Nello studio, aggiungiamo noi, non si è evidentemente tenuto conto del fatto che per entrare in ruolo i docenti si spostano di Comune e spesso anche di Regione per poi, nel corso degli anni, tentare di avvicinarsi nella propria zona d’origine.
Sorprende non poco anche il dato che giudica il reclutamento dei docenti italiani un sistema così poco efficiente da produrre la cosiddetta “selezione avversa“: così dietro la cattedra si ritroverebbero in prevalenza i soggetti meno capaci. Questo perché gli insegnanti sarebbero paradossalmente in media meno istruiti e (soprattutto al Meridione) con voti di laurea o di diploma inferiori a quelli dei loro colleghi che operano nel resto del Paese. In particolare quelli assunti negli anni Settanta e Ottanta: tanto che il loro voto di laurea o di diploma è mediamente più basso rispetto agli iper-specializzati dell’ultimo decennio.

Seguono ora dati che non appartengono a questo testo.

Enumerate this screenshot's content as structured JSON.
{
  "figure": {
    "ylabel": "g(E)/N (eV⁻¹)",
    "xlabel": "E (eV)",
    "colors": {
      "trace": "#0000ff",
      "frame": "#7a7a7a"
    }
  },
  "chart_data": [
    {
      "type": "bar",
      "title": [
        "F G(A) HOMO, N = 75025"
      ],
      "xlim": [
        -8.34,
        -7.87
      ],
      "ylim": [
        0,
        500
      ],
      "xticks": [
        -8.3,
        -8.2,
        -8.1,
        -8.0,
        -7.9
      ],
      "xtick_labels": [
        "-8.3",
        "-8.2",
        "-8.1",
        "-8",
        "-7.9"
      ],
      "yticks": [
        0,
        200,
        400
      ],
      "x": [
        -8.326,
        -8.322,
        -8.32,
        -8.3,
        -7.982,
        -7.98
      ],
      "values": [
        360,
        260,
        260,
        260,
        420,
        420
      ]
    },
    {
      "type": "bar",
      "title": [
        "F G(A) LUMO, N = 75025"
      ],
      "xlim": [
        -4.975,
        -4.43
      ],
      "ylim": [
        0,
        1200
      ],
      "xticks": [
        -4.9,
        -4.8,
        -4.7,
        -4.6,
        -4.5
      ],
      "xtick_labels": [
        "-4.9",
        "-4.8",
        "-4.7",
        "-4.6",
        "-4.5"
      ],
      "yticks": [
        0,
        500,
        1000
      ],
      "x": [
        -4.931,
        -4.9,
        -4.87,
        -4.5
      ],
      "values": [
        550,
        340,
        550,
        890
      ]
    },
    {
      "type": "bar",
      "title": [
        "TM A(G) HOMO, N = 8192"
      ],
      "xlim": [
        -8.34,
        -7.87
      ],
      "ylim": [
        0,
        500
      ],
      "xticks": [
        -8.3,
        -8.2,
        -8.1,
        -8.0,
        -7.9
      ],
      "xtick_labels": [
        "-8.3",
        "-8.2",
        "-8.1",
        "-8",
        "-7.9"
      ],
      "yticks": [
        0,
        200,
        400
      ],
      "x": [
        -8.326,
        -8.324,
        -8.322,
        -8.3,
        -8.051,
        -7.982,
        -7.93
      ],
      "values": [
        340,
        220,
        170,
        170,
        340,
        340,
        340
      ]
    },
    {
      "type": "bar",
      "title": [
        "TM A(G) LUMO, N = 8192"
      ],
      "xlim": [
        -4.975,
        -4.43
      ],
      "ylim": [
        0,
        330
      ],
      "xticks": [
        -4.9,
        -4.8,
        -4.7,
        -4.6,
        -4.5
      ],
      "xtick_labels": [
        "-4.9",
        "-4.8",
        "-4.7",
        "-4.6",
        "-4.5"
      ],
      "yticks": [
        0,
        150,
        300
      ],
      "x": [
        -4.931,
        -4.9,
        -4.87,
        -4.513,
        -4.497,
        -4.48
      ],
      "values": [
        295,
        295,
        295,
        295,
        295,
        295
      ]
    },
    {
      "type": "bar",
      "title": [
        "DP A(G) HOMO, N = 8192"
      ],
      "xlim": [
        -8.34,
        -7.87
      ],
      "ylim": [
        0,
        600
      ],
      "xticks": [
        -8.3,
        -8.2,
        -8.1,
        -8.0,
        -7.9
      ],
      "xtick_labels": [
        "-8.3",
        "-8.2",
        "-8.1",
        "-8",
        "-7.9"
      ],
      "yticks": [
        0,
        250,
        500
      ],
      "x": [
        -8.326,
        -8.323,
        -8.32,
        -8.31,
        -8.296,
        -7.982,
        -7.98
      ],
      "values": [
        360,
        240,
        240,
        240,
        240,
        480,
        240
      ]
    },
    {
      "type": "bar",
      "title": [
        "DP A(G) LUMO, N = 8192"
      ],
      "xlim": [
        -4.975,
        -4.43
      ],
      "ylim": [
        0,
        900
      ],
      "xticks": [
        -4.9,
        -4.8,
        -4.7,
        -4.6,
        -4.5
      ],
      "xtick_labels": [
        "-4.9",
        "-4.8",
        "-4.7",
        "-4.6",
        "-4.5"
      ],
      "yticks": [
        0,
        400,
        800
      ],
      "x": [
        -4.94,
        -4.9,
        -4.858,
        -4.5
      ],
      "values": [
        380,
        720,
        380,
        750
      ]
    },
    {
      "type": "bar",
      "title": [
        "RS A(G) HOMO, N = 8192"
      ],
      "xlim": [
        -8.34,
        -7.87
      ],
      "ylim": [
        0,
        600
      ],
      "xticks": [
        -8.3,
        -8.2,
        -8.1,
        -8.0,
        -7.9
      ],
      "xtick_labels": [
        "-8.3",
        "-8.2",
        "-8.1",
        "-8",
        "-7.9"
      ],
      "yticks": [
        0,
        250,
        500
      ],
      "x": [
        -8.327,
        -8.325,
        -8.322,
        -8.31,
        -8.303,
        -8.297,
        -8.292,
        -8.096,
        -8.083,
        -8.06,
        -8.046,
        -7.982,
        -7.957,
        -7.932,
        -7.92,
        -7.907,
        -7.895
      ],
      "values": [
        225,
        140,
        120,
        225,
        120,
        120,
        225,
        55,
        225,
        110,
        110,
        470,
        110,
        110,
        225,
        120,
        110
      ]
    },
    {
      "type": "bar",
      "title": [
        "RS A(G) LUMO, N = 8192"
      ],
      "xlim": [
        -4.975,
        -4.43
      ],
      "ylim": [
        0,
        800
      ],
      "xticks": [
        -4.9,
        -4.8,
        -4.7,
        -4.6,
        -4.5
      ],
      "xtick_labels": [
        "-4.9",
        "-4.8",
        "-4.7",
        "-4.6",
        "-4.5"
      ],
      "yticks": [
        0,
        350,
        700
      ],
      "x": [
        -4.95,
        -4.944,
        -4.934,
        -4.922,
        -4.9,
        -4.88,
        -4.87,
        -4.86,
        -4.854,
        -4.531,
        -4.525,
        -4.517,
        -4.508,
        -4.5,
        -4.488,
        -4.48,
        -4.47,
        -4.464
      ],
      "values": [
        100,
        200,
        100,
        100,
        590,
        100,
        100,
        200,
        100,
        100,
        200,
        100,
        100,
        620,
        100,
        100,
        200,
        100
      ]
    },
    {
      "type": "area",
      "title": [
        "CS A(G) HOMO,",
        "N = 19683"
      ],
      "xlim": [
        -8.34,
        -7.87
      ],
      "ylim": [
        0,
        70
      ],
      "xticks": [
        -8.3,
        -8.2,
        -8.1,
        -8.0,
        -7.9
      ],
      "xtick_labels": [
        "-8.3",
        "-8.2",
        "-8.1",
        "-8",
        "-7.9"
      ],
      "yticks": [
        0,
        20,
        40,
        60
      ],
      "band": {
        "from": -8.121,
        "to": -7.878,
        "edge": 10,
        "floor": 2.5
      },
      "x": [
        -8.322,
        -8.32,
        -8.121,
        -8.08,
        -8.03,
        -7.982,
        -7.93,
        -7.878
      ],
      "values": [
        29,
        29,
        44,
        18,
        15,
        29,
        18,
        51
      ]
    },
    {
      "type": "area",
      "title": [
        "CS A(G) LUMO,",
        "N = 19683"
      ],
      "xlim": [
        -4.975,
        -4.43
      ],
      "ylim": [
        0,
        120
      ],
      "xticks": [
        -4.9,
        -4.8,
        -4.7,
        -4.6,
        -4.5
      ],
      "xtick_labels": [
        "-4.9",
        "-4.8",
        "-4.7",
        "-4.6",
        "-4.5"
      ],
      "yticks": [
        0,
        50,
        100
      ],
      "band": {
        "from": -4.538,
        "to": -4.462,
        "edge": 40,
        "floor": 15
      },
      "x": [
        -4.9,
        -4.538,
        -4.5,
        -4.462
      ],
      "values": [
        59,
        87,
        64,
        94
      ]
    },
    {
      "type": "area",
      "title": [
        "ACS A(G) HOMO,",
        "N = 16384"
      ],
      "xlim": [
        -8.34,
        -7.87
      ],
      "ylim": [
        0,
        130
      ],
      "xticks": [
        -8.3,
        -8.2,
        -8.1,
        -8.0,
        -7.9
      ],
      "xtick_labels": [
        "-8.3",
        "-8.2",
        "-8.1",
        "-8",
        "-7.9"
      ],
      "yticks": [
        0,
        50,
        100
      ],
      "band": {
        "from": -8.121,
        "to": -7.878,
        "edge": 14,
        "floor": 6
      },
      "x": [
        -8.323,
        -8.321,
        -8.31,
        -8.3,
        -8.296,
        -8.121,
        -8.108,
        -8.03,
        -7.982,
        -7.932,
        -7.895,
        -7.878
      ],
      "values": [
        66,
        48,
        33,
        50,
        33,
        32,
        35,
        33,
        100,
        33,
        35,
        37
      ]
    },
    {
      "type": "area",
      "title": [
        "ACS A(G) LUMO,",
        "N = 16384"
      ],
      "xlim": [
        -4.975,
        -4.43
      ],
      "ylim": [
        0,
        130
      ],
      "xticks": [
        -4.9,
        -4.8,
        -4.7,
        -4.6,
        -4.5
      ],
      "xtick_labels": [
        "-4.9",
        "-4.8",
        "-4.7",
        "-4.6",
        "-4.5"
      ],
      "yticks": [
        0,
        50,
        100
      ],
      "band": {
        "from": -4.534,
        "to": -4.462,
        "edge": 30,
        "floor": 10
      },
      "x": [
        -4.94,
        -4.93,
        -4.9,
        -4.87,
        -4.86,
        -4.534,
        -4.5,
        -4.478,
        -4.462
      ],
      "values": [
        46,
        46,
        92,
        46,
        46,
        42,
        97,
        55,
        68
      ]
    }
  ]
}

Le “colpe” di docenti italiani sarebbero poi anche altre: fare l’insegnante rappresenta svolgere un lavoro “nettamente” distinto dalle altre professioni “per le dimensioni contenute dell’orario medio settimanale di lavoro e la maggiore diffusione di assenze temporanee dal lavoro“. Al punto che molti docenti di ruolo avrebbero spesso modo e tempo per svolgere un’altra occupazione.